President Obama’s selection of Francis Collins to direct the National Institutes of Health has led to unusually passionate posts from the right, especially here at Townhall. Michell Malkins’ Two Scientists Two Standards and Ken Conner’s Science: Theists Need Not Apply aptly sum up in their titles concerns about double standards involving religious faith and public service, especially in scientific fields. Conner charged that “Religious bigotry is alive and well in the scientific community, as evidenced by its response to President Obama's decision to appoint Dr. Francis Collins as the head of the National Institutes of Health.” And Cal Thomas added in President Obama’s Excellent Choice his take that “it troubles some secularists who believe science should proceed unrestrained by any higher principles than what can be achieved in a laboratory.”
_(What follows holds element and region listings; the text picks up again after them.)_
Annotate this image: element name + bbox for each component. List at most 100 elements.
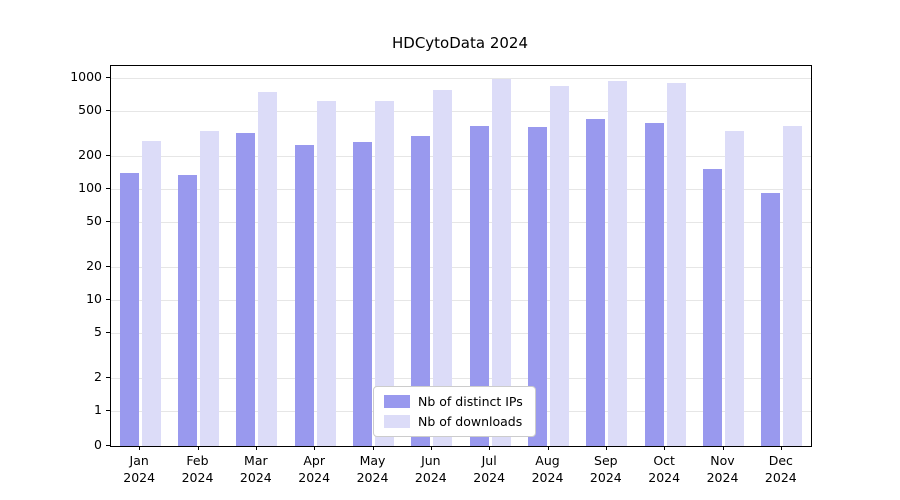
x-tick-label-0: Jan 2024 [97,452,181,486]
bar-nb-of-distinct-ips-mar-2024 [236,132,256,446]
bar-nb-of-downloads-mar-2024 [258,91,278,446]
y-tick-100 [106,188,110,189]
x-tick-11 [780,446,782,450]
x-tick-label-10: Nov 2024 [681,452,765,486]
legend-swatch-downloads [384,415,410,428]
x-tick-year: 2024 [414,470,447,485]
chart-title: HDCytoData 2024 [392,34,528,52]
x-tick-3 [314,446,316,450]
bar-nb-of-downloads-jul-2024 [491,78,511,446]
y-tick-500 [106,110,110,112]
legend-label-distinct-ips: Nb of distinct IPs [418,394,523,409]
y-tick-label-5: 5 [94,324,102,340]
bar-nb-of-downloads-dec-2024 [783,125,803,446]
x-tick-8 [605,446,607,450]
x-tick-year: 2024 [298,470,331,485]
x-tick-year: 2024 [531,470,564,485]
legend-swatch-distinct-ips [384,395,410,408]
y-tick-label-500: 500 [78,102,102,118]
gridline-y-2 [111,377,811,379]
y-tick-20 [106,265,110,267]
x-tick-label-7: Aug 2024 [506,452,590,486]
x-tick-year: 2024 [123,470,156,485]
x-tick-month: Sep [594,453,618,468]
gridline-y-200 [111,155,811,157]
bar-nb-of-downloads-jun-2024 [433,89,453,446]
y-tick-5 [106,332,110,334]
x-tick-0 [139,446,141,450]
x-tick-month: Dec [768,453,793,468]
legend: Nb of distinct IPs Nb of downloads [373,386,536,437]
bar-nb-of-distinct-ips-oct-2024 [644,123,664,446]
x-tick-year: 2024 [239,470,272,485]
y-tick-label-50: 50 [86,213,102,229]
x-tick-10 [722,446,724,450]
plot-area [110,65,812,447]
y-tick-label-1000: 1000 [70,69,102,84]
bar-nb-of-downloads-jan-2024 [141,141,161,446]
y-tick-1000 [106,77,110,78]
x-tick-label-9: Oct 2024 [622,452,706,486]
y-tick-0 [106,445,110,446]
gridline-y-1000 [111,78,811,79]
x-tick-label-6: Jul 2024 [447,452,531,486]
y-tick-10 [106,299,110,300]
bar-nb-of-distinct-ips-sep-2024 [586,118,606,446]
x-tick-month: Feb [186,453,209,468]
x-tick-month: May [359,453,386,468]
y-tick-label-1: 1 [94,402,102,417]
gridline-y-50 [111,222,811,224]
x-tick-label-2: Mar 2024 [214,452,298,486]
legend-item-distinct-ips: Nb of distinct IPs [384,394,523,409]
x-tick-month: Jun [421,453,441,468]
x-tick-label-11: Dec 2024 [739,452,823,486]
x-tick-label-5: Jun 2024 [389,452,473,486]
bar-nb-of-downloads-aug-2024 [550,85,569,446]
x-tick-label-8: Sep 2024 [564,452,648,486]
x-tick-month: Aug [535,453,560,468]
y-tick-label-20: 20 [86,257,102,273]
bar-nb-of-distinct-ips-feb-2024 [178,174,197,446]
x-tick-month: Apr [303,453,325,468]
x-tick-year: 2024 [181,470,214,485]
bar-nb-of-distinct-ips-nov-2024 [703,169,722,446]
bar-nb-of-downloads-may-2024 [375,101,394,446]
y-tick-label-0: 0 [94,437,102,452]
x-tick-year: 2024 [589,470,622,485]
bar-nb-of-distinct-ips-jun-2024 [411,136,431,446]
x-tick-year: 2024 [473,470,506,485]
x-tick-month: Nov [710,453,735,468]
x-tick-5 [430,446,432,450]
y-tick-1 [106,410,110,411]
y-tick-200 [106,154,110,156]
legend-item-downloads: Nb of downloads [384,414,523,429]
x-tick-label-1: Feb 2024 [156,452,240,486]
bar-nb-of-downloads-sep-2024 [608,80,628,446]
x-tick-year: 2024 [356,470,389,485]
y-tick-50 [106,221,110,223]
x-tick-1 [197,446,199,450]
x-tick-2 [255,446,257,450]
x-tick-label-4: May 2024 [331,452,415,486]
x-tick-month: Oct [653,453,675,468]
x-tick-6 [489,446,491,450]
bar-nb-of-downloads-feb-2024 [200,131,219,446]
gridline-y-20 [111,266,811,268]
bar-nb-of-downloads-nov-2024 [725,131,744,446]
x-tick-year: 2024 [764,470,797,485]
y-tick-label-200: 200 [78,146,102,162]
gridline-y-10 [111,300,811,301]
y-tick-label-100: 100 [78,180,102,195]
x-tick-year: 2024 [648,470,681,485]
gridline-y-500 [111,111,811,113]
bar-nb-of-distinct-ips-aug-2024 [528,127,547,446]
bar-nb-of-distinct-ips-apr-2024 [294,144,314,446]
bar-nb-of-distinct-ips-jul-2024 [469,125,489,446]
x-tick-year: 2024 [706,470,739,485]
y-tick-2 [106,376,110,378]
x-tick-9 [664,446,666,450]
bar-nb-of-downloads-oct-2024 [666,83,686,446]
bar-nb-of-distinct-ips-dec-2024 [761,193,781,446]
x-tick-4 [372,446,374,450]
These views are unusually passionate in that the reaction to the selection of Collins has been rather quiet so far. Perhaps more of the alleged bigotry will manifest itself in the days ahead when both science organizations and editors of science journals have had more time to digest the news. Until now, most of the major new outlets (CNN: Washington Post) and major science publications (Nature; Scientific American) carried innocuous straightforward accounts of Collins that focused as much on his guitar playing as on his religious views. There does not seem to be widespread bigotry to Obama’s selection in the science community at all. The New York Times, citing anonymous sources of course, suggested that there are some reservations out there. Since the article citied anonymous sources, however, the point is irrelevant. And no one can accuse the Times reporters of membership in the scientific community. The paper’s reporters are trained to write well; most of them know next to nothing about science or religion.
More important is the misunderstanding of these conservative commentators on the nature of science and its relationship to religion. Science as “first order” knowledge is the examination of the physical world using empirical modes of inquiry. Now its methods are subject to analysis and criticism from a philosophical point of view. Philosophy can be helpful as “second order” knowledge by using its own mode of inquiry to help science clarify definitions, refine explanatory models, and design experiments, etc. When people criticize science for its materialistic or atheistic world view, however, they make two errors.
First, they forget that because of the object of its study and its mode of inquiry, science cannot factor the possible existence of a deity into their explanatory models. Scientists focus on the material world and natural forces. Traditionally, a supreme being is conceived as an immaterial being--a mind without a body--if you will. Consequently, no supreme being can be discovered by science and its empirical modes of inquiry. The possible existence of a supreme being will become an object of scientific study only if science develops a way to detect the existence of immaterial entities (a human soul? angels? ghosts? a truly conservative Republican presidential candidate?).
Second, when they challenge the materialistic world view of modern science, they abandon their domain of “second order” analytical knowledge without clearly alerting us and assert “first order” metaphysical knowledge about the existence of a supreme being. Now this is the proper role of philosophy, especially philosophical theology. By philosophical theology, I mean the attempt to examine the possible existence of a supreme being strictly through philosophy and its particular modes of inquiry. Philosophers have made some formidable arguments in support of the existence of a supreme being. But the arguments, however logically crisp, are not science and at this time cannot be evaluated by scientific modes of inquiry. In that way they are irrelevant to science.
This does not imply that philosophical theology is irrelevant altogether. Philosophical religion has a different object of study from science and different modes of inquiry in its quest for truth. In this sense is compatible with science; it just remains difficult for the two different fields to engage each other. Consequently, religious believers should not experience alarm when science does not employ the concept of a supreme being in its explanatory models. Conversely, scientists should use caution whenever discussing the concept of a supreme being. When they do, they are no longer working as scientists; they are acting as philosophers. And their scientific knowledge brings little to bear on this question. Unfortunately, this has not stopped them. As one philosopher noted while trying to establish this point, one can always find a bunch of scientists ready to barge in where angels fear to tread.
The relationship between science and religion grows more complex when one moves from strictly philosophical theology to dogmatic theology. By dogmatic theology, I mean the use of philosophy to explicate and defend revelation from a supreme being. When believers claim that a supreme being exists and that it has revealed something to us, two fundamental problems confront us. First, it is difficult to establish the truth of the claim that someone possesses a revelation from a supreme being. Second, most alleged revelations contain not only expressions of the supreme being’s will for humanity, but also propositions about nature and history. These latter knowledge claims can be tested. When revelations about nature contradict what we know to be true scientifically, religion in this sense does become incompatible with science. Then the believer must decide how to reconcile them. If you are Kurt Wise, you abandon modern scientific views for revelation. If you are Francis Collins, you transmogrify revelation so that it conforms to modern science.